= Henry Machyn =

English diarist

Henry Machyn (1496/1498 - 1563) was an English clothier and diarist in 16th-century London.

Machyn's Chronicle, which was written between 1550 and 1563, is primarily concerned with public events: changes on the throne, state visits, insurrections, executions and festivities. Machyn wrote his diary during a turbulent period in England: the Reformation, initiated by Henry VIII and carried through by Edward VI, was followed by the return to Catholicism (and burning of heretics) under Queen Mary I of England. Judging from his enthusiastic account of the disinterment of Edward the Confessor in 1557, Machyn was apparently a Catholic himself. The brief reign of Lady Jane Grey, and the dangers of speaking up for the losing side, are duly recorded. He circulated libellous information about the Protestant preacher John Véron, for which he made penance at Paul's Cross in November 1561. Machyn's diary comes to an end in 1563, in all likelihood because of his death.

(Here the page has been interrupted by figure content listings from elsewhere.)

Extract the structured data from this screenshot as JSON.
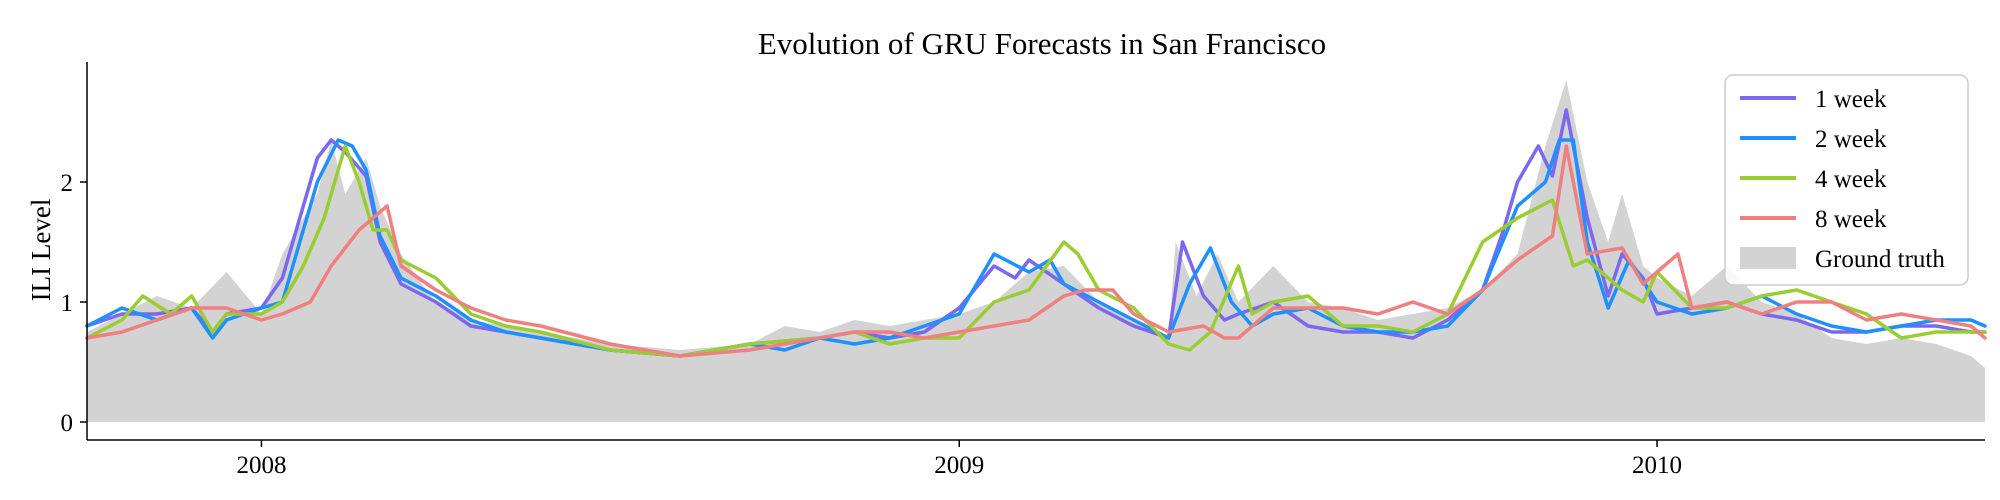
{
  "chart_data": {
    "type": "line",
    "title": "Evolution of GRU Forecasts in San Francisco",
    "xlabel": "",
    "ylabel": "ILI Level",
    "x_ticks": [
      {
        "label": "2008",
        "value": 2008.0
      },
      {
        "label": "2009",
        "value": 2009.0
      },
      {
        "label": "2010",
        "value": 2010.0
      }
    ],
    "y_ticks": [
      {
        "label": "0",
        "value": 0
      },
      {
        "label": "1",
        "value": 1
      },
      {
        "label": "2",
        "value": 2
      }
    ],
    "xlim": [
      2007.75,
      2010.47
    ],
    "ylim": [
      -0.15,
      3.0
    ],
    "grid": false,
    "legend_position": "top-right",
    "colors": {
      "1 week": "#7B68EE",
      "2 week": "#1E90FF",
      "4 week": "#9ACD32",
      "8 week": "#F08080",
      "Ground truth": "#D3D3D3"
    },
    "ground_truth": {
      "name": "Ground truth",
      "x": [
        2007.75,
        2007.8,
        2007.85,
        2007.9,
        2007.95,
        2008.0,
        2008.03,
        2008.05,
        2008.08,
        2008.1,
        2008.12,
        2008.15,
        2008.17,
        2008.2,
        2008.23,
        2008.25,
        2008.3,
        2008.35,
        2008.4,
        2008.5,
        2008.6,
        2008.7,
        2008.75,
        2008.8,
        2008.85,
        2008.9,
        2008.95,
        2009.0,
        2009.05,
        2009.1,
        2009.15,
        2009.2,
        2009.25,
        2009.3,
        2009.31,
        2009.34,
        2009.37,
        2009.4,
        2009.45,
        2009.5,
        2009.55,
        2009.6,
        2009.65,
        2009.7,
        2009.75,
        2009.8,
        2009.84,
        2009.87,
        2009.9,
        2009.93,
        2009.95,
        2009.98,
        2010.0,
        2010.05,
        2010.1,
        2010.15,
        2010.2,
        2010.25,
        2010.3,
        2010.35,
        2010.4,
        2010.45,
        2010.47
      ],
      "y": [
        0.75,
        0.9,
        1.05,
        0.95,
        1.25,
        0.9,
        1.4,
        1.6,
        1.9,
        2.35,
        1.9,
        2.2,
        1.8,
        1.4,
        1.15,
        1.0,
        0.85,
        0.8,
        0.75,
        0.65,
        0.6,
        0.65,
        0.8,
        0.75,
        0.85,
        0.8,
        0.85,
        0.9,
        1.0,
        1.25,
        1.3,
        1.0,
        0.85,
        0.7,
        1.5,
        1.05,
        1.4,
        1.0,
        1.3,
        1.0,
        0.95,
        0.85,
        0.9,
        0.95,
        1.1,
        1.4,
        2.3,
        2.85,
        2.0,
        1.5,
        1.9,
        1.3,
        1.2,
        1.05,
        1.3,
        1.0,
        0.9,
        0.7,
        0.65,
        0.7,
        0.65,
        0.55,
        0.45
      ]
    },
    "series": [
      {
        "name": "1 week",
        "x": [
          2007.75,
          2007.8,
          2007.85,
          2007.9,
          2007.93,
          2007.95,
          2008.0,
          2008.03,
          2008.05,
          2008.08,
          2008.1,
          2008.12,
          2008.15,
          2008.17,
          2008.2,
          2008.25,
          2008.3,
          2008.35,
          2008.4,
          2008.5,
          2008.6,
          2008.7,
          2008.8,
          2008.85,
          2008.9,
          2008.95,
          2009.0,
          2009.05,
          2009.08,
          2009.1,
          2009.15,
          2009.2,
          2009.25,
          2009.3,
          2009.32,
          2009.35,
          2009.38,
          2009.4,
          2009.45,
          2009.5,
          2009.55,
          2009.6,
          2009.65,
          2009.7,
          2009.75,
          2009.78,
          2009.8,
          2009.83,
          2009.85,
          2009.87,
          2009.9,
          2009.93,
          2009.95,
          2009.98,
          2010.0,
          2010.05,
          2010.1,
          2010.15,
          2010.2,
          2010.25,
          2010.3,
          2010.35,
          2010.4,
          2010.45,
          2010.47
        ],
        "y": [
          0.8,
          0.9,
          0.9,
          0.95,
          0.75,
          0.9,
          0.95,
          1.2,
          1.6,
          2.2,
          2.35,
          2.25,
          2.05,
          1.5,
          1.15,
          1.0,
          0.8,
          0.75,
          0.7,
          0.6,
          0.55,
          0.65,
          0.7,
          0.75,
          0.7,
          0.75,
          0.95,
          1.3,
          1.2,
          1.35,
          1.15,
          0.95,
          0.8,
          0.7,
          1.5,
          1.05,
          0.85,
          0.9,
          1.0,
          0.8,
          0.75,
          0.75,
          0.7,
          0.85,
          1.1,
          1.6,
          2.0,
          2.3,
          2.05,
          2.6,
          1.7,
          1.05,
          1.4,
          1.2,
          0.9,
          0.95,
          1.0,
          0.9,
          0.85,
          0.75,
          0.75,
          0.8,
          0.8,
          0.75,
          0.75
        ]
      },
      {
        "name": "2 week",
        "x": [
          2007.75,
          2007.8,
          2007.85,
          2007.9,
          2007.93,
          2007.95,
          2008.0,
          2008.03,
          2008.05,
          2008.08,
          2008.11,
          2008.13,
          2008.15,
          2008.17,
          2008.2,
          2008.25,
          2008.3,
          2008.35,
          2008.4,
          2008.5,
          2008.6,
          2008.7,
          2008.75,
          2008.8,
          2008.85,
          2008.9,
          2008.95,
          2009.0,
          2009.05,
          2009.1,
          2009.13,
          2009.15,
          2009.2,
          2009.25,
          2009.3,
          2009.33,
          2009.36,
          2009.39,
          2009.42,
          2009.45,
          2009.5,
          2009.55,
          2009.6,
          2009.65,
          2009.7,
          2009.75,
          2009.8,
          2009.84,
          2009.86,
          2009.88,
          2009.9,
          2009.93,
          2009.96,
          2010.0,
          2010.05,
          2010.1,
          2010.15,
          2010.2,
          2010.25,
          2010.3,
          2010.35,
          2010.4,
          2010.45,
          2010.47
        ],
        "y": [
          0.8,
          0.95,
          0.85,
          0.95,
          0.7,
          0.85,
          0.95,
          1.0,
          1.4,
          2.0,
          2.35,
          2.3,
          2.1,
          1.55,
          1.2,
          1.05,
          0.85,
          0.75,
          0.7,
          0.6,
          0.55,
          0.65,
          0.6,
          0.7,
          0.65,
          0.7,
          0.8,
          0.9,
          1.4,
          1.25,
          1.35,
          1.15,
          1.0,
          0.85,
          0.7,
          1.15,
          1.45,
          1.0,
          0.8,
          0.9,
          0.95,
          0.8,
          0.75,
          0.75,
          0.8,
          1.1,
          1.8,
          2.0,
          2.35,
          2.35,
          1.5,
          0.95,
          1.35,
          1.0,
          0.9,
          0.95,
          1.05,
          0.9,
          0.8,
          0.75,
          0.8,
          0.85,
          0.85,
          0.8
        ]
      },
      {
        "name": "4 week",
        "x": [
          2007.75,
          2007.8,
          2007.83,
          2007.87,
          2007.9,
          2007.93,
          2007.95,
          2008.0,
          2008.03,
          2008.06,
          2008.09,
          2008.12,
          2008.14,
          2008.16,
          2008.18,
          2008.2,
          2008.25,
          2008.3,
          2008.35,
          2008.4,
          2008.5,
          2008.6,
          2008.7,
          2008.8,
          2008.85,
          2008.9,
          2008.95,
          2009.0,
          2009.05,
          2009.1,
          2009.15,
          2009.17,
          2009.2,
          2009.25,
          2009.3,
          2009.33,
          2009.36,
          2009.4,
          2009.42,
          2009.45,
          2009.5,
          2009.55,
          2009.6,
          2009.65,
          2009.7,
          2009.75,
          2009.8,
          2009.85,
          2009.88,
          2009.9,
          2009.95,
          2009.98,
          2010.0,
          2010.05,
          2010.1,
          2010.15,
          2010.2,
          2010.25,
          2010.3,
          2010.35,
          2010.4,
          2010.45,
          2010.47
        ],
        "y": [
          0.7,
          0.85,
          1.05,
          0.9,
          1.05,
          0.75,
          0.9,
          0.9,
          1.0,
          1.3,
          1.7,
          2.3,
          2.0,
          1.6,
          1.6,
          1.35,
          1.2,
          0.9,
          0.8,
          0.75,
          0.6,
          0.55,
          0.65,
          0.7,
          0.75,
          0.65,
          0.7,
          0.7,
          1.0,
          1.1,
          1.5,
          1.4,
          1.1,
          0.95,
          0.65,
          0.6,
          0.75,
          1.3,
          0.9,
          1.0,
          1.05,
          0.8,
          0.8,
          0.75,
          0.9,
          1.5,
          1.7,
          1.85,
          1.3,
          1.35,
          1.1,
          1.0,
          1.25,
          0.95,
          0.95,
          1.05,
          1.1,
          1.0,
          0.9,
          0.7,
          0.75,
          0.75,
          0.75
        ]
      },
      {
        "name": "8 week",
        "x": [
          2007.75,
          2007.8,
          2007.85,
          2007.9,
          2007.95,
          2008.0,
          2008.03,
          2008.07,
          2008.1,
          2008.14,
          2008.18,
          2008.2,
          2008.25,
          2008.3,
          2008.35,
          2008.4,
          2008.5,
          2008.6,
          2008.7,
          2008.8,
          2008.85,
          2008.9,
          2008.95,
          2009.0,
          2009.05,
          2009.1,
          2009.15,
          2009.18,
          2009.22,
          2009.25,
          2009.3,
          2009.35,
          2009.38,
          2009.4,
          2009.45,
          2009.5,
          2009.55,
          2009.6,
          2009.65,
          2009.7,
          2009.75,
          2009.8,
          2009.85,
          2009.87,
          2009.9,
          2009.95,
          2009.98,
          2010.0,
          2010.03,
          2010.05,
          2010.1,
          2010.15,
          2010.2,
          2010.25,
          2010.3,
          2010.35,
          2010.4,
          2010.45,
          2010.47
        ],
        "y": [
          0.7,
          0.75,
          0.85,
          0.95,
          0.95,
          0.85,
          0.9,
          1.0,
          1.3,
          1.6,
          1.8,
          1.3,
          1.1,
          0.95,
          0.85,
          0.8,
          0.65,
          0.55,
          0.6,
          0.7,
          0.75,
          0.75,
          0.7,
          0.75,
          0.8,
          0.85,
          1.05,
          1.1,
          1.1,
          0.9,
          0.75,
          0.8,
          0.7,
          0.7,
          0.95,
          0.95,
          0.95,
          0.9,
          1.0,
          0.9,
          1.1,
          1.35,
          1.55,
          2.3,
          1.4,
          1.45,
          1.15,
          1.25,
          1.4,
          0.95,
          1.0,
          0.9,
          1.0,
          1.0,
          0.85,
          0.9,
          0.85,
          0.8,
          0.7
        ]
      }
    ]
  }
}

Machyn sold funeral trappings, which explains why so much of his diary is concerned with minute accounts of funerals in London. Very little is known of the author; he is remarkably absent from his own diary. On only two occasions does he refer to his own age (56 in 1554, 66 in 1562). He was parish clerk of Holy Trinity the Less and made entries in the church register.

The (mis)spelling in this diary gives a rare insight into the pronunciation of the times. That is to say (since there was no strictly correct spelling at that time) that the spelling used in the manuscript, if it represents Machyn's speech accurately and consistently, provides an insight into one of the many and various patterns of English pronunciation of his time.